Am vergangenen Sonntag wurde in Nordmazedonien, der seit 1991 unabhängigen ehemaligen Teilrepublik Jugoslawiens, einer der früheren albanischen Rebellenführer, Talat Xhaferi, zum Premierminister des Landes ernannt. Talat Xhaferi (andere Schreibweise: Talat Jaafari) desertierte während der 2001 beinahe zu einem Bürgerkrieg ausgewachsenen Unruhen der albanischen Minderheit des Landes aus der offiziellen Armee und schloss sich den Rebellen der albanischen “Nationalen Befreiungsarmee” an.
Diese militarisierte Gruppe griff seit dem 22. Januar 2001 Einheiten der nordmazedonischen Armee an, kontrollierte bald größere Gebiete im Norden und Westen des Landes und hatte sich im März desselben Jahres der Hauptstadt Skopje auf eine Entfernung von 20 Kilometern genähert. Es kam zu regelrechten Schlachten mit zahlreichen Toten auf beiden Seiten, und erst im August konnte der Konflikt durch das Ohrid-Friedensabkommen beigelegt werden. Xhaferi wurde auf Grundlage dieses Abkommens amnestiert und bekleidete ab 2013 sogar den Posten als Verteidigungsminister Nordmazedoniens. Nun stieg er gar auf den wichtigsten Regierungsposten auf.
Nicht wenigen in Nordmazedonien kommt das alles wie ein böser Traum vor. Das Balkanland entstand durch den Zerfall des ehemaligen Jugoslawiens und wurde im Jahr 2001 zum Schauplatz bewaffneter Auseinandersetzungen zwischen albanischen Rebellen und der offiziellen Regierung der damaligen FYROM (ehemalige jugoslawische Republik Mazedonien).
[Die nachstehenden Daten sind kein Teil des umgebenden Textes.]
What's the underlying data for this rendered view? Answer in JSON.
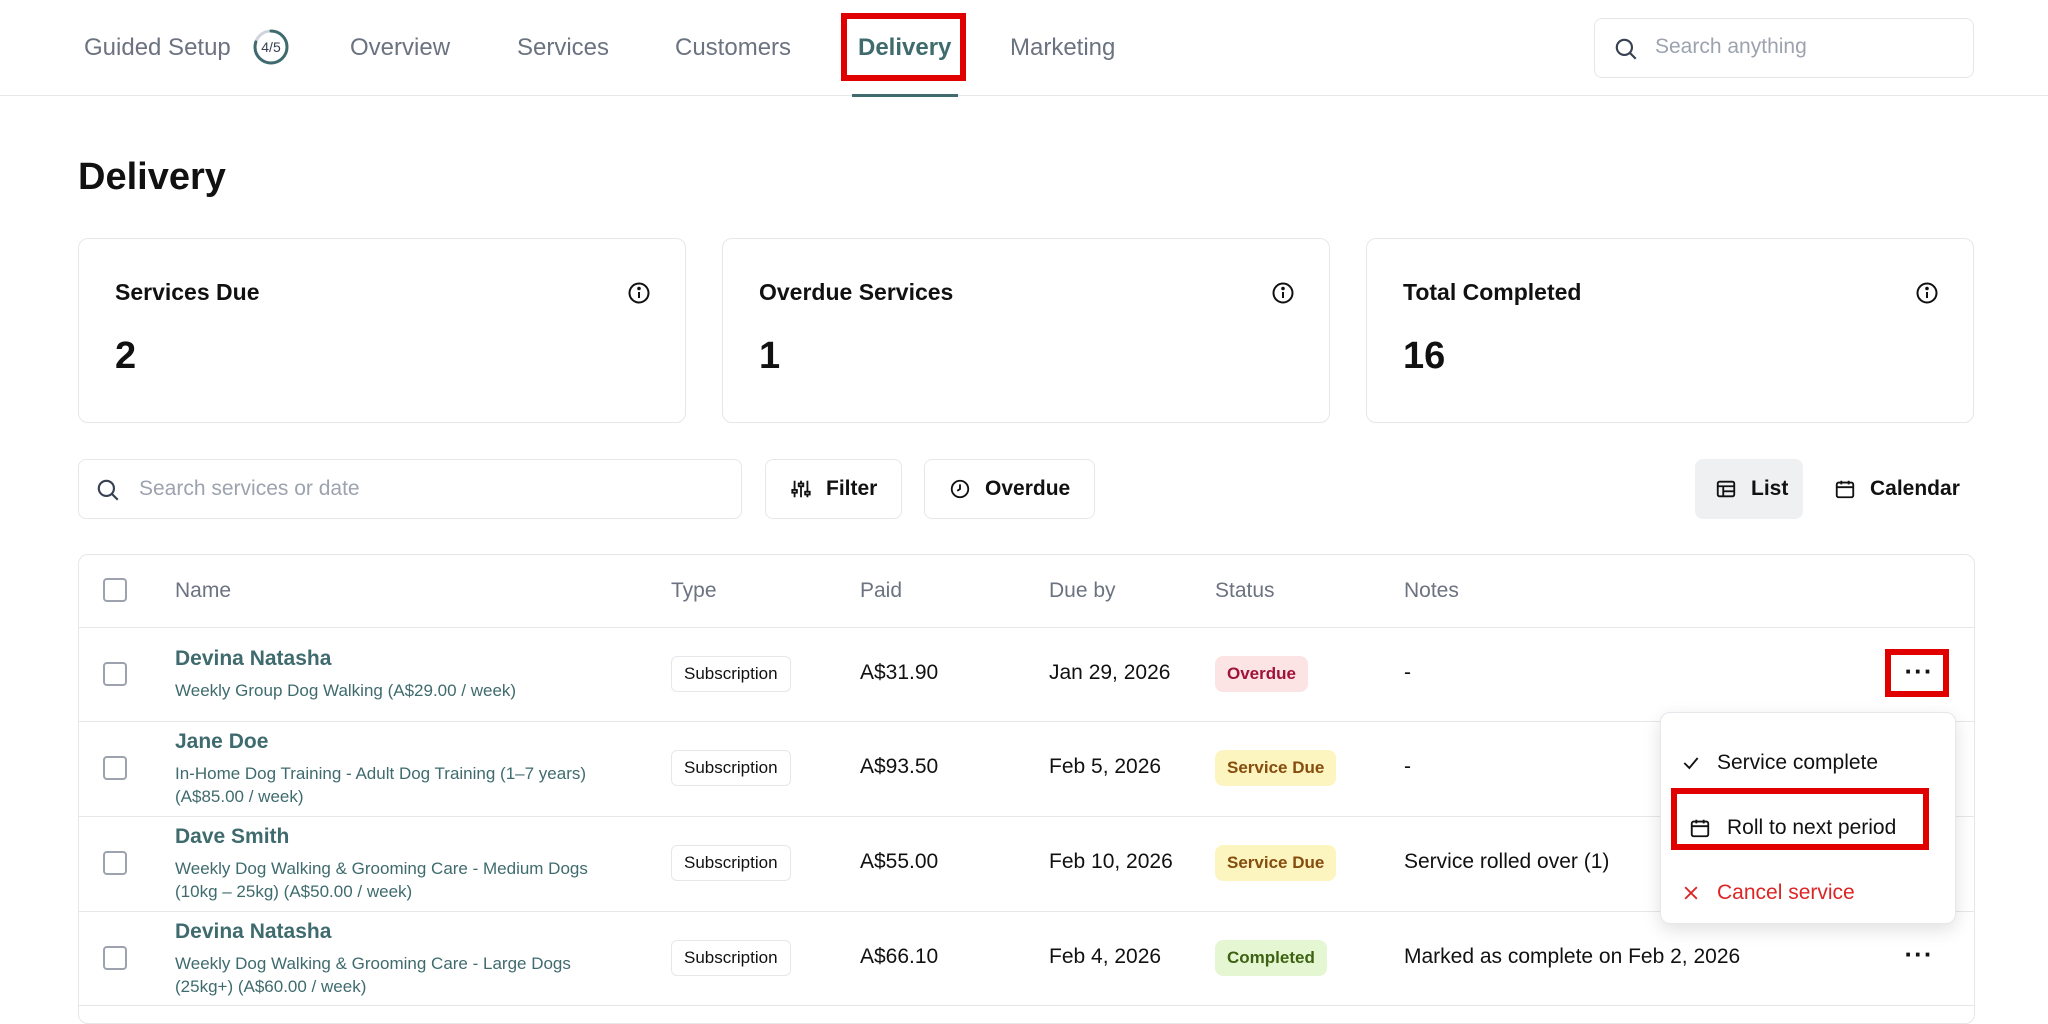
{
  "nav": {
    "items": [
      {
        "label": "Guided Setup"
      },
      {
        "label": "Overview"
      },
      {
        "label": "Services"
      },
      {
        "label": "Customers"
      },
      {
        "label": "Delivery"
      },
      {
        "label": "Marketing"
      }
    ],
    "setup_progress": "4/5",
    "setup_progress_fraction": 0.8,
    "active": "Delivery",
    "search_placeholder": "Search anything"
  },
  "page": {
    "title": "Delivery"
  },
  "stats": [
    {
      "title": "Services Due",
      "value": "2"
    },
    {
      "title": "Overdue Services",
      "value": "1"
    },
    {
      "title": "Total Completed",
      "value": "16"
    }
  ],
  "toolbar": {
    "search_placeholder": "Search services or date",
    "filter_label": "Filter",
    "overdue_label": "Overdue",
    "list_label": "List",
    "calendar_label": "Calendar"
  },
  "table": {
    "headers": {
      "name": "Name",
      "type": "Type",
      "paid": "Paid",
      "due_by": "Due by",
      "status": "Status",
      "notes": "Notes"
    },
    "rows": [
      {
        "name": "Devina Natasha",
        "service": "Weekly Group Dog Walking (A$29.00 / week)",
        "type": "Subscription",
        "paid": "A$31.90",
        "due_by": "Jan 29, 2026",
        "status": "Overdue",
        "notes": "-"
      },
      {
        "name": "Jane Doe",
        "service": "In-Home Dog Training - Adult Dog Training (1–7 years) (A$85.00 / week)",
        "type": "Subscription",
        "paid": "A$93.50",
        "due_by": "Feb 5, 2026",
        "status": "Service Due",
        "notes": "-"
      },
      {
        "name": "Dave Smith",
        "service": "Weekly Dog Walking & Grooming Care - Medium Dogs (10kg – 25kg) (A$50.00 / week)",
        "type": "Subscription",
        "paid": "A$55.00",
        "due_by": "Feb 10, 2026",
        "status": "Service Due",
        "notes": "Service rolled over (1)"
      },
      {
        "name": "Devina Natasha",
        "service": "Weekly Dog Walking & Grooming Care - Large Dogs (25kg+) (A$60.00 / week)",
        "type": "Subscription",
        "paid": "A$66.10",
        "due_by": "Feb 4, 2026",
        "status": "Completed",
        "notes": "Marked as complete on Feb 2, 2026"
      }
    ],
    "more_label": "···"
  },
  "menu": {
    "items": [
      {
        "label": "Service complete"
      },
      {
        "label": "Roll to next period"
      },
      {
        "label": "Cancel service"
      }
    ]
  },
  "colors": {
    "accent": "#3f6b6e",
    "highlight": "#e00000",
    "overdue_bg": "#fde4e4",
    "overdue_fg": "#9f1239",
    "due_bg": "#fdf5bf",
    "due_fg": "#854d0e",
    "completed_bg": "#e4f7d2",
    "completed_fg": "#3f6212",
    "danger": "#dc2626"
  }
}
Unter diesem Namen fand auch die Aufnahme in die UN statt.
Dies ist nicht der Wille der Bürger Nordmazedoniens, insbesondere nicht der Wille seiner Mehrheitsbevölkerung, sondern Folge von verfassungsrechtlichen Lösungen, die das Land unter dem Druck des Westens umsetzen musste, um sich der EU anzunähern und zum jüngsten Mitglied der NATO zu werden. Nach einem langjährigen Streit mit Griechenland, das jegliche Fortschritte des Balkanstaates in seinen euroatlantischen Bestrebungen verhinderte, erfolgten tektonische Veränderungen, die die Staatlichkeit und Souveränität Mazedoniens bedrohten.